Now, the Modernists, deliberately working against sympathy: Charles Baudelaire titles one of the Paris Spleen prose poems "Let's Beat Up the Poor." Or how about the poem "Against Her Levity," one of the six banned poems from The Flowers of Evil, in which the speaker expresses his desire to copulate with a wound he has made in his lover. Yuck! Baudelaire's art presents a challenge to the notion of sympathy.
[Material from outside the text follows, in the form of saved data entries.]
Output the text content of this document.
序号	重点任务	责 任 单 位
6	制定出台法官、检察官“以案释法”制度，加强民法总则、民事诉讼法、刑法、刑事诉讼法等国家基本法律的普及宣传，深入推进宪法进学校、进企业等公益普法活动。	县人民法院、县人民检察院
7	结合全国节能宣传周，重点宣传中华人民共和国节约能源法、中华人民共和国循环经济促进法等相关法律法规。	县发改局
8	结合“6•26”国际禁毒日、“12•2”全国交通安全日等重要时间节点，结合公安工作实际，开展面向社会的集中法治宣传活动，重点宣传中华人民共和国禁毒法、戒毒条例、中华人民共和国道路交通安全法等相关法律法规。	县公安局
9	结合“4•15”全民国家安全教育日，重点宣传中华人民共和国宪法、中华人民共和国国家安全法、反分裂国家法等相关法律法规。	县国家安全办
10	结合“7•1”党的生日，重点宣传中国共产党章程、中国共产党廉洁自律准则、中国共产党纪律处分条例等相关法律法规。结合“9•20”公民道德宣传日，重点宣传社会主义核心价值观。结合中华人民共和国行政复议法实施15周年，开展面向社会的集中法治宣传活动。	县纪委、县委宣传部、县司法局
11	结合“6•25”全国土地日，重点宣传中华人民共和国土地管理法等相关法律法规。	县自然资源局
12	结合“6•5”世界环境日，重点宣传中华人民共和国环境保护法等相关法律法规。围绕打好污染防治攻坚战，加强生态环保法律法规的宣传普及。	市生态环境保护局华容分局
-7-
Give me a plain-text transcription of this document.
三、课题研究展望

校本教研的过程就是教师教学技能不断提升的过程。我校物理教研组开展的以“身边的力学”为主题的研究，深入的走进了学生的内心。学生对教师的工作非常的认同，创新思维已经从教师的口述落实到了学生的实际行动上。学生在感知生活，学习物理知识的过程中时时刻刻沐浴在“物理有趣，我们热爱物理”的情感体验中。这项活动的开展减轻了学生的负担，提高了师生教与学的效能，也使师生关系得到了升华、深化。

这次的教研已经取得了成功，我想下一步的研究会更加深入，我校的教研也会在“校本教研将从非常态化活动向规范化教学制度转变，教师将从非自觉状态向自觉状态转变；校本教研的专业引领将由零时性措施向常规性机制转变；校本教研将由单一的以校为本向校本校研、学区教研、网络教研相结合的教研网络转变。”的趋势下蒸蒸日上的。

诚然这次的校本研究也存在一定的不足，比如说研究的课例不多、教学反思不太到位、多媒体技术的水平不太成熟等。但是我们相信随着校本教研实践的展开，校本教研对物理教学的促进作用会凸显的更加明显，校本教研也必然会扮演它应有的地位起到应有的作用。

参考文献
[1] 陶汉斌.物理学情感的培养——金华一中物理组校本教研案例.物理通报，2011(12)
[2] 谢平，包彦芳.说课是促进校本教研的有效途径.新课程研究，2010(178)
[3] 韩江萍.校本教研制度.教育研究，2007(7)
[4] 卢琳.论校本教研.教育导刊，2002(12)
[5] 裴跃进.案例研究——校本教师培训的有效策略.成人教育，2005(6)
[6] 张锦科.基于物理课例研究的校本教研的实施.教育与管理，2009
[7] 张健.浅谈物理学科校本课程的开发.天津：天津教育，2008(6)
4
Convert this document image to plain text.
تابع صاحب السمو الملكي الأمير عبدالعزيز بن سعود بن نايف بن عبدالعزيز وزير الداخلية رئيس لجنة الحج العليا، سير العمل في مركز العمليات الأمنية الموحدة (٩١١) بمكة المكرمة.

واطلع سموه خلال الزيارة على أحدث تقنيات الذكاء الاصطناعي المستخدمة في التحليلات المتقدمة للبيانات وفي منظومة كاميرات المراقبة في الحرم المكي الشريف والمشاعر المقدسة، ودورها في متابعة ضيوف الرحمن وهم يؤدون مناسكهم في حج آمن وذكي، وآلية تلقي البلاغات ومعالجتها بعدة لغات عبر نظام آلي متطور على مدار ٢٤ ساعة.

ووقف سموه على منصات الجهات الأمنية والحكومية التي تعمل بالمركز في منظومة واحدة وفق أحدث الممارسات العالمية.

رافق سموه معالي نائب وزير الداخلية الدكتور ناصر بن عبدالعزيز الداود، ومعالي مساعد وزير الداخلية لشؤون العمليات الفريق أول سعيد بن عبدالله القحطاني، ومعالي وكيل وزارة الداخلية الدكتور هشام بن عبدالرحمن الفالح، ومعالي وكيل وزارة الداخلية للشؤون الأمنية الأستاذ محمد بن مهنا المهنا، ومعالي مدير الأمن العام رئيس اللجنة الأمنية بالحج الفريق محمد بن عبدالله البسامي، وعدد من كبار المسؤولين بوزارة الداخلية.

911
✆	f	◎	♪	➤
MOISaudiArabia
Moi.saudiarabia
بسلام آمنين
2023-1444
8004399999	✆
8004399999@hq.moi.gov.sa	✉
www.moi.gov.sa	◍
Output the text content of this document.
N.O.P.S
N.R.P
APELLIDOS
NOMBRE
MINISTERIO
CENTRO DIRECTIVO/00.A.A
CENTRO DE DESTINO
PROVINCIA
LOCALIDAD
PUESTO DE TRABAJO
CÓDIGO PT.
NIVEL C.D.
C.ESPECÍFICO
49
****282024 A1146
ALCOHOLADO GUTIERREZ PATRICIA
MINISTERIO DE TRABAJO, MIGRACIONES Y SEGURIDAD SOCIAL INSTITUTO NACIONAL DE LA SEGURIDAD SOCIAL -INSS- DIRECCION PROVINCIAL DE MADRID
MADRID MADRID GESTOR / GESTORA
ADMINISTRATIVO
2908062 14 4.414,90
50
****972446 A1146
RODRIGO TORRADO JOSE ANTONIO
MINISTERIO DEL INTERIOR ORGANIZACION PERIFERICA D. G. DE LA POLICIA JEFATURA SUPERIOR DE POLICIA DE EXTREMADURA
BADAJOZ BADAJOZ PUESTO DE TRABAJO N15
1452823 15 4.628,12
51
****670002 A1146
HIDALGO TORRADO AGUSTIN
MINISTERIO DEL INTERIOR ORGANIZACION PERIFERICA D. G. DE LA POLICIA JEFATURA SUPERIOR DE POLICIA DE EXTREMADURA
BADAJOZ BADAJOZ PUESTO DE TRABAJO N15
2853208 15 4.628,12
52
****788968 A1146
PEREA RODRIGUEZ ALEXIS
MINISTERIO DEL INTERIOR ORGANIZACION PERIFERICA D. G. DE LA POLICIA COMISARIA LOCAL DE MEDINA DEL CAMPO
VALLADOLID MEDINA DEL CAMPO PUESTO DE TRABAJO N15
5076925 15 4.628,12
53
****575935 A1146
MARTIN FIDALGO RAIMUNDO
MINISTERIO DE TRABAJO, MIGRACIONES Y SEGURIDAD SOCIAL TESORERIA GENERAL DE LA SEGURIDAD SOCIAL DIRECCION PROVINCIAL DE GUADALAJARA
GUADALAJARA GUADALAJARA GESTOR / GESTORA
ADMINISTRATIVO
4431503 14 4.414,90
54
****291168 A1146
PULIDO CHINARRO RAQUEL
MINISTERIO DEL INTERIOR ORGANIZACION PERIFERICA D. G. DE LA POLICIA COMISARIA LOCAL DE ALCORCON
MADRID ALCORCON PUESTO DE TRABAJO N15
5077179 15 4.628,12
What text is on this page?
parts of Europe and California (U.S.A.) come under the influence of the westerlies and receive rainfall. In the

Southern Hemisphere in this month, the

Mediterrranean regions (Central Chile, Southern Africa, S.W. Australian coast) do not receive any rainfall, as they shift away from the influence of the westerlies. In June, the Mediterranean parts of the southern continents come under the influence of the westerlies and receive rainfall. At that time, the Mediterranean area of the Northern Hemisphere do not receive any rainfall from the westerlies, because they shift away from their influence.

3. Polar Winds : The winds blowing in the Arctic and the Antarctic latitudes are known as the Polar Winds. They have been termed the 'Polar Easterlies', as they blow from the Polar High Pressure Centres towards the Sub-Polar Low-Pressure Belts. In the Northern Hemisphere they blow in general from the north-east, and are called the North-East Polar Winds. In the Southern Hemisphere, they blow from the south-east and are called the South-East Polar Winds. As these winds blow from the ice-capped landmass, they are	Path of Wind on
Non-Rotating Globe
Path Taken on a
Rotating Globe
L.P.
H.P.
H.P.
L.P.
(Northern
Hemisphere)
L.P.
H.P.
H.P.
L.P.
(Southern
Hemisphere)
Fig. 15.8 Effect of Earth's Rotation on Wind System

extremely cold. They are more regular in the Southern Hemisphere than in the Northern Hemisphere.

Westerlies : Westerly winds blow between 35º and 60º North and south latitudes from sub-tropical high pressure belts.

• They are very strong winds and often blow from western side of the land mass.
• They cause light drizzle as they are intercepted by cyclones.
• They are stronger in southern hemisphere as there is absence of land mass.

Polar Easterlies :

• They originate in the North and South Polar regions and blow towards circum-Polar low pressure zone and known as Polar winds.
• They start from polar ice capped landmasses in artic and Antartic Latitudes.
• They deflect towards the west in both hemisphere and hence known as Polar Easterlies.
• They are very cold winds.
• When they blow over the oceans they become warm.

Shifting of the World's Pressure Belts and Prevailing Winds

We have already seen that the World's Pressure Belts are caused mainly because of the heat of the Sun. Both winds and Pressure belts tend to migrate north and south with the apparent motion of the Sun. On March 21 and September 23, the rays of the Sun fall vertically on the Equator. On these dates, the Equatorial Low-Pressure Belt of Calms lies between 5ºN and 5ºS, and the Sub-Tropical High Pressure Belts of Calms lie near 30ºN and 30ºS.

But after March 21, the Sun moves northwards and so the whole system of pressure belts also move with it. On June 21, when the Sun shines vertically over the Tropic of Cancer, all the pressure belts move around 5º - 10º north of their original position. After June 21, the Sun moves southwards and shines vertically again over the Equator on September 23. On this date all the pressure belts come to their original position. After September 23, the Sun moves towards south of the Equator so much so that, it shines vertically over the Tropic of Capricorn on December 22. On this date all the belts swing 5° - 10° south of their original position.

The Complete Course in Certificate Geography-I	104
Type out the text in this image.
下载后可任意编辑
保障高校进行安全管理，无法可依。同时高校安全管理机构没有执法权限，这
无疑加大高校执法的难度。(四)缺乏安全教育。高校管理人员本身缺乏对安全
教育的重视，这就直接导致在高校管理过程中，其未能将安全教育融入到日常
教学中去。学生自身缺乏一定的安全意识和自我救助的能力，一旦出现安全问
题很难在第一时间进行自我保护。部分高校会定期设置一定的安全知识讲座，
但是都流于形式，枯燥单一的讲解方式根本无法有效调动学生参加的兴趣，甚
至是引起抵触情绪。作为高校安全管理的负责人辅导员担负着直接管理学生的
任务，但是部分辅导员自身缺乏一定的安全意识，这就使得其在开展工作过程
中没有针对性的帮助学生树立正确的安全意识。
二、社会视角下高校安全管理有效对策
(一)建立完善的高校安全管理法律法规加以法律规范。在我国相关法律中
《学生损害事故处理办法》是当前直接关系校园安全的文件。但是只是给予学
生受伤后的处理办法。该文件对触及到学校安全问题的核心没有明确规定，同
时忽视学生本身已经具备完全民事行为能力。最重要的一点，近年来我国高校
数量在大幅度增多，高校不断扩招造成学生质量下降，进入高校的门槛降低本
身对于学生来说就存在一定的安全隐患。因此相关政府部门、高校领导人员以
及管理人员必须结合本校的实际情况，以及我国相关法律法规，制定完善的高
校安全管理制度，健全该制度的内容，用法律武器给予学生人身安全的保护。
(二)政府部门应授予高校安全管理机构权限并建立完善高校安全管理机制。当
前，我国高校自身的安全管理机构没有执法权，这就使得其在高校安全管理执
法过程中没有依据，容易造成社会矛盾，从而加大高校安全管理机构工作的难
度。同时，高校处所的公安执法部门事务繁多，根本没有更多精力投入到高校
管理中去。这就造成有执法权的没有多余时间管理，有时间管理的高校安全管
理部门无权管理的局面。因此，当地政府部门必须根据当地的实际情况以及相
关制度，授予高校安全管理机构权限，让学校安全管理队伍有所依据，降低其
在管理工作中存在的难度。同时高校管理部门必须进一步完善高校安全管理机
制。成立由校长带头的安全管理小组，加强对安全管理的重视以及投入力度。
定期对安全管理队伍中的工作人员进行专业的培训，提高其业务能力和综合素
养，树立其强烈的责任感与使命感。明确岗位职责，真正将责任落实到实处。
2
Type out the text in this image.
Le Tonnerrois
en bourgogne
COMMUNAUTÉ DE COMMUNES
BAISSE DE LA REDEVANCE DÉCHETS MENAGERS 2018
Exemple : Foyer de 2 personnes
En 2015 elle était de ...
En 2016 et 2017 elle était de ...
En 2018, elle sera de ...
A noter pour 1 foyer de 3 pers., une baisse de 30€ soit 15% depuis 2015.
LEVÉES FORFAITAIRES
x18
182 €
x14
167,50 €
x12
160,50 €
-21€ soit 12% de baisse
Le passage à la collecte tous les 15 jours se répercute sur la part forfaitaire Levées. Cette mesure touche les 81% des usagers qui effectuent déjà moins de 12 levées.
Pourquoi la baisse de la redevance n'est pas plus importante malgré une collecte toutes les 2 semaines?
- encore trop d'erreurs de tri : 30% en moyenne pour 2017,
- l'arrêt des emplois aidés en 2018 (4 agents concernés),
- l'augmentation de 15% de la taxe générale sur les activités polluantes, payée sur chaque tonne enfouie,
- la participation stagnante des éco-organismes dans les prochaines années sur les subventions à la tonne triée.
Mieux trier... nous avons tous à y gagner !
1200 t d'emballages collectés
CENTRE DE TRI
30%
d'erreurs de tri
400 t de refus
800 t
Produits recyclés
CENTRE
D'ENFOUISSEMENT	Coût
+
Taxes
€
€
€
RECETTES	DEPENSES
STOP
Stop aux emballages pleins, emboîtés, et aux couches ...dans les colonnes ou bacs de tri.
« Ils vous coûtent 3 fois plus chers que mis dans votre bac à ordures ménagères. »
Every third French writer seems to ends up following in his path: Rimbaud, Ubu Roi, the Dadaists and Surrealists. Icy Gustave Flaubert, contemptuous of his own characters -- not that you have any obligation to read Madame Bovary like he wanted you to (and let's revisit Flaubert in a couple of days). And it's not just France: As I Lay Dying. The Castle (he's never going to get in). The Voyeur. Beckett, or Bernhard, or Borges ("I sure hope that nice Pierre Menard finishes his Don Quixote book.") There are exceptions on this list - see Beckett's heartbreaking Krapp's Last Tape. Surrealists aside, I haven't even mentioned the genuinely avant garde stuff, mostly because I'm not sure I want to call any of it "great." Additions to this list, or the one above, most welcome.
One could make a much longer list of wonderful Modernist books that do depend on some type of sympathetic relationship between the reader and the characters. That is, and should be, the norm. But there's this other world, too. What should one tell the reader who refuses to look into Wuthering Heights because the characters are unpleasant? Stay away from all those other books? Or, try another approach - it's a lot more pleasant than it looks.
* In fairness, I should mention that Woolf called this essay "a lecture, for schoolgirls," which suggests a certain amount of contempt. In more fairness, those schoolgirls were undergraduates at Yale.